Student loans pose a unique threat to the financial stability of borrowers. Attending college in Maryland is not cheap, so these loans are usually for tens of thousands of dollars and are difficult to repay. This is especially true during times when it is difficult to find and maintain a well-paying job. It is also extremely difficult to discharge student loans during bankruptcy, so if someone falls behind on payments, the Department of Education may garnish his or her wages. But what happens when wage garnishment is still going on despite a temporary pause?

In March 2020, the government passed a $2.2 trillion stimulus bill that required the Department of Education to stop garnishing wages and taking tax refunds from people who have defaulted on their student loans. However, around 390,000 people had their wages garnished between mid-March and late May 2020. Some of those borrowers did eventually get their wages returned to them.

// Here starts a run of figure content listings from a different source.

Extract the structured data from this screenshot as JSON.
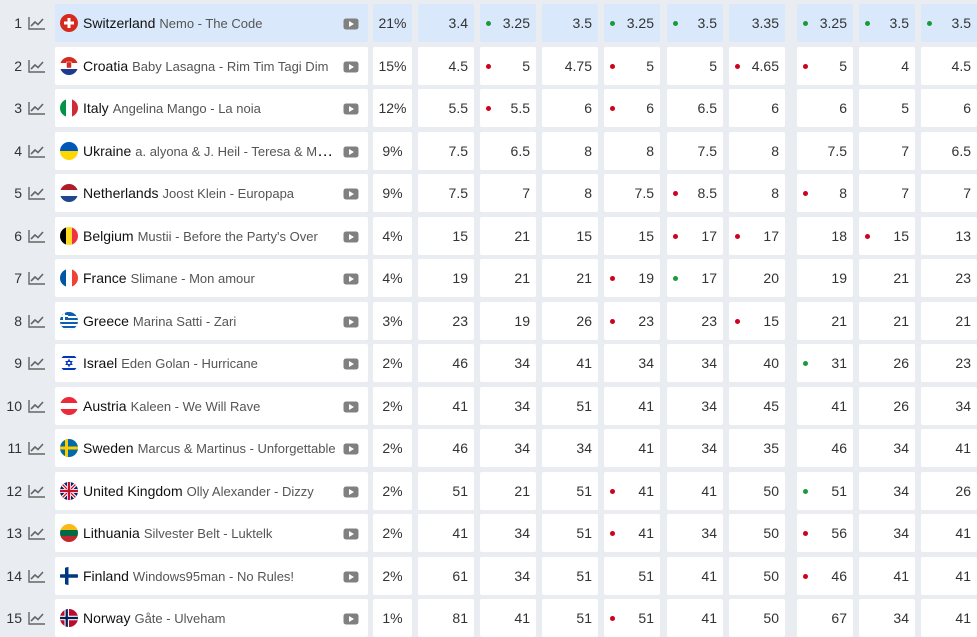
{
  "colors": {
    "highlight": "#d9e9fb",
    "dot_up": "#1a9b3a",
    "dot_down": "#d0021b"
  },
  "rows": [
    {
      "rank": "1",
      "country": "Switzerland",
      "song": "Nemo - The Code",
      "pct": "21%",
      "flag": "switzerland-flag-icon",
      "highlight": true,
      "odds": [
        {
          "v": "3.4",
          "dot": ""
        },
        {
          "v": "3.25",
          "dot": "up"
        },
        {
          "v": "3.5",
          "dot": ""
        },
        {
          "v": "3.25",
          "dot": "up"
        },
        {
          "v": "3.5",
          "dot": "up"
        },
        {
          "v": "3.35",
          "dot": ""
        },
        {
          "v": "3.25",
          "dot": "up"
        },
        {
          "v": "3.5",
          "dot": "up"
        },
        {
          "v": "3.5",
          "dot": "up"
        }
      ]
    },
    {
      "rank": "2",
      "country": "Croatia",
      "song": "Baby Lasagna - Rim Tim Tagi Dim",
      "pct": "15%",
      "flag": "croatia-flag-icon",
      "odds": [
        {
          "v": "4.5",
          "dot": ""
        },
        {
          "v": "5",
          "dot": "down"
        },
        {
          "v": "4.75",
          "dot": ""
        },
        {
          "v": "5",
          "dot": "down"
        },
        {
          "v": "5",
          "dot": ""
        },
        {
          "v": "4.65",
          "dot": "down"
        },
        {
          "v": "5",
          "dot": "down"
        },
        {
          "v": "4",
          "dot": ""
        },
        {
          "v": "4.5",
          "dot": ""
        }
      ]
    },
    {
      "rank": "3",
      "country": "Italy",
      "song": "Angelina Mango - La noia",
      "pct": "12%",
      "flag": "italy-flag-icon",
      "odds": [
        {
          "v": "5.5",
          "dot": ""
        },
        {
          "v": "5.5",
          "dot": "down"
        },
        {
          "v": "6",
          "dot": ""
        },
        {
          "v": "6",
          "dot": "down"
        },
        {
          "v": "6.5",
          "dot": ""
        },
        {
          "v": "6",
          "dot": ""
        },
        {
          "v": "6",
          "dot": ""
        },
        {
          "v": "5",
          "dot": ""
        },
        {
          "v": "6",
          "dot": ""
        }
      ]
    },
    {
      "rank": "4",
      "country": "Ukraine",
      "song": "a. alyona & J. Heil - Teresa & Maria",
      "pct": "9%",
      "flag": "ukraine-flag-icon",
      "odds": [
        {
          "v": "7.5",
          "dot": ""
        },
        {
          "v": "6.5",
          "dot": ""
        },
        {
          "v": "8",
          "dot": ""
        },
        {
          "v": "8",
          "dot": ""
        },
        {
          "v": "7.5",
          "dot": ""
        },
        {
          "v": "8",
          "dot": ""
        },
        {
          "v": "7.5",
          "dot": ""
        },
        {
          "v": "7",
          "dot": ""
        },
        {
          "v": "6.5",
          "dot": ""
        }
      ]
    },
    {
      "rank": "5",
      "country": "Netherlands",
      "song": "Joost Klein - Europapa",
      "pct": "9%",
      "flag": "netherlands-flag-icon",
      "odds": [
        {
          "v": "7.5",
          "dot": ""
        },
        {
          "v": "7",
          "dot": ""
        },
        {
          "v": "8",
          "dot": ""
        },
        {
          "v": "7.5",
          "dot": ""
        },
        {
          "v": "8.5",
          "dot": "down"
        },
        {
          "v": "8",
          "dot": ""
        },
        {
          "v": "8",
          "dot": "down"
        },
        {
          "v": "7",
          "dot": ""
        },
        {
          "v": "7",
          "dot": ""
        }
      ]
    },
    {
      "rank": "6",
      "country": "Belgium",
      "song": "Mustii - Before the Party's Over",
      "pct": "4%",
      "flag": "belgium-flag-icon",
      "odds": [
        {
          "v": "15",
          "dot": ""
        },
        {
          "v": "21",
          "dot": ""
        },
        {
          "v": "15",
          "dot": ""
        },
        {
          "v": "15",
          "dot": ""
        },
        {
          "v": "17",
          "dot": "down"
        },
        {
          "v": "17",
          "dot": "down"
        },
        {
          "v": "18",
          "dot": ""
        },
        {
          "v": "15",
          "dot": "down"
        },
        {
          "v": "13",
          "dot": ""
        }
      ]
    },
    {
      "rank": "7",
      "country": "France",
      "song": "Slimane - Mon amour",
      "pct": "4%",
      "flag": "france-flag-icon",
      "odds": [
        {
          "v": "19",
          "dot": ""
        },
        {
          "v": "21",
          "dot": ""
        },
        {
          "v": "21",
          "dot": ""
        },
        {
          "v": "19",
          "dot": "down"
        },
        {
          "v": "17",
          "dot": "up"
        },
        {
          "v": "20",
          "dot": ""
        },
        {
          "v": "19",
          "dot": ""
        },
        {
          "v": "21",
          "dot": ""
        },
        {
          "v": "23",
          "dot": ""
        }
      ]
    },
    {
      "rank": "8",
      "country": "Greece",
      "song": "Marina Satti - Zari",
      "pct": "3%",
      "flag": "greece-flag-icon",
      "odds": [
        {
          "v": "23",
          "dot": ""
        },
        {
          "v": "19",
          "dot": ""
        },
        {
          "v": "26",
          "dot": ""
        },
        {
          "v": "23",
          "dot": "down"
        },
        {
          "v": "23",
          "dot": ""
        },
        {
          "v": "15",
          "dot": "down"
        },
        {
          "v": "21",
          "dot": ""
        },
        {
          "v": "21",
          "dot": ""
        },
        {
          "v": "21",
          "dot": ""
        }
      ]
    },
    {
      "rank": "9",
      "country": "Israel",
      "song": "Eden Golan - Hurricane",
      "pct": "2%",
      "flag": "israel-flag-icon",
      "odds": [
        {
          "v": "46",
          "dot": ""
        },
        {
          "v": "34",
          "dot": ""
        },
        {
          "v": "41",
          "dot": ""
        },
        {
          "v": "34",
          "dot": ""
        },
        {
          "v": "34",
          "dot": ""
        },
        {
          "v": "40",
          "dot": ""
        },
        {
          "v": "31",
          "dot": "up"
        },
        {
          "v": "26",
          "dot": ""
        },
        {
          "v": "23",
          "dot": ""
        }
      ]
    },
    {
      "rank": "10",
      "country": "Austria",
      "song": "Kaleen - We Will Rave",
      "pct": "2%",
      "flag": "austria-flag-icon",
      "odds": [
        {
          "v": "41",
          "dot": ""
        },
        {
          "v": "34",
          "dot": ""
        },
        {
          "v": "51",
          "dot": ""
        },
        {
          "v": "41",
          "dot": ""
        },
        {
          "v": "34",
          "dot": ""
        },
        {
          "v": "45",
          "dot": ""
        },
        {
          "v": "41",
          "dot": ""
        },
        {
          "v": "26",
          "dot": ""
        },
        {
          "v": "34",
          "dot": ""
        }
      ]
    },
    {
      "rank": "11",
      "country": "Sweden",
      "song": "Marcus & Martinus - Unforgettable",
      "pct": "2%",
      "flag": "sweden-flag-icon",
      "odds": [
        {
          "v": "46",
          "dot": ""
        },
        {
          "v": "34",
          "dot": ""
        },
        {
          "v": "34",
          "dot": ""
        },
        {
          "v": "41",
          "dot": ""
        },
        {
          "v": "34",
          "dot": ""
        },
        {
          "v": "35",
          "dot": ""
        },
        {
          "v": "46",
          "dot": ""
        },
        {
          "v": "34",
          "dot": ""
        },
        {
          "v": "41",
          "dot": ""
        }
      ]
    },
    {
      "rank": "12",
      "country": "United Kingdom",
      "song": "Olly Alexander - Dizzy",
      "pct": "2%",
      "flag": "united-kingdom-flag-icon",
      "odds": [
        {
          "v": "51",
          "dot": ""
        },
        {
          "v": "21",
          "dot": ""
        },
        {
          "v": "51",
          "dot": ""
        },
        {
          "v": "41",
          "dot": "down"
        },
        {
          "v": "41",
          "dot": ""
        },
        {
          "v": "50",
          "dot": ""
        },
        {
          "v": "51",
          "dot": "up"
        },
        {
          "v": "34",
          "dot": ""
        },
        {
          "v": "26",
          "dot": ""
        }
      ]
    },
    {
      "rank": "13",
      "country": "Lithuania",
      "song": "Silvester Belt - Luktelk",
      "pct": "2%",
      "flag": "lithuania-flag-icon",
      "odds": [
        {
          "v": "41",
          "dot": ""
        },
        {
          "v": "34",
          "dot": ""
        },
        {
          "v": "51",
          "dot": ""
        },
        {
          "v": "41",
          "dot": "down"
        },
        {
          "v": "34",
          "dot": ""
        },
        {
          "v": "50",
          "dot": ""
        },
        {
          "v": "56",
          "dot": "down"
        },
        {
          "v": "34",
          "dot": ""
        },
        {
          "v": "41",
          "dot": ""
        }
      ]
    },
    {
      "rank": "14",
      "country": "Finland",
      "song": "Windows95man - No Rules!",
      "pct": "2%",
      "flag": "finland-flag-icon",
      "odds": [
        {
          "v": "61",
          "dot": ""
        },
        {
          "v": "34",
          "dot": ""
        },
        {
          "v": "51",
          "dot": ""
        },
        {
          "v": "51",
          "dot": ""
        },
        {
          "v": "41",
          "dot": ""
        },
        {
          "v": "50",
          "dot": ""
        },
        {
          "v": "46",
          "dot": "down"
        },
        {
          "v": "41",
          "dot": ""
        },
        {
          "v": "41",
          "dot": ""
        }
      ]
    },
    {
      "rank": "15",
      "country": "Norway",
      "song": "Gåte - Ulveham",
      "pct": "1%",
      "flag": "norway-flag-icon",
      "odds": [
        {
          "v": "81",
          "dot": ""
        },
        {
          "v": "41",
          "dot": ""
        },
        {
          "v": "51",
          "dot": ""
        },
        {
          "v": "51",
          "dot": "down"
        },
        {
          "v": "41",
          "dot": ""
        },
        {
          "v": "50",
          "dot": ""
        },
        {
          "v": "67",
          "dot": ""
        },
        {
          "v": "34",
          "dot": ""
        },
        {
          "v": "41",
          "dot": ""
        }
      ]
    }
  ]
}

The Department of Education has placed blame on employers, who it says are still pulling out portions of their employees’ paychecks. Other than asking those employers to stop, it is not clear what the department is doing to try and stop this practice as borrowers continue to have their wages garnished. Both the Department of Education and the Department of the Treasury are facing lawsuits for garnished wages and tax refunds. According to one lawsuit, the Department of the Treasury took $18.8 million from approximately 11,000 federal tax refunds, then handed it over to the Department of Education.

Wage garnishment can have a profoundly negative effect on someone’s life. If he or she is already struggling and falling behind on payments, then paying other bills with even less income is an even greater challenge. What some people in Maryland might not know is that it is possible to fight wage garnishment. Learning as much about the process as possible can be helpful for men and women who are missing out on their wages or tax refunds.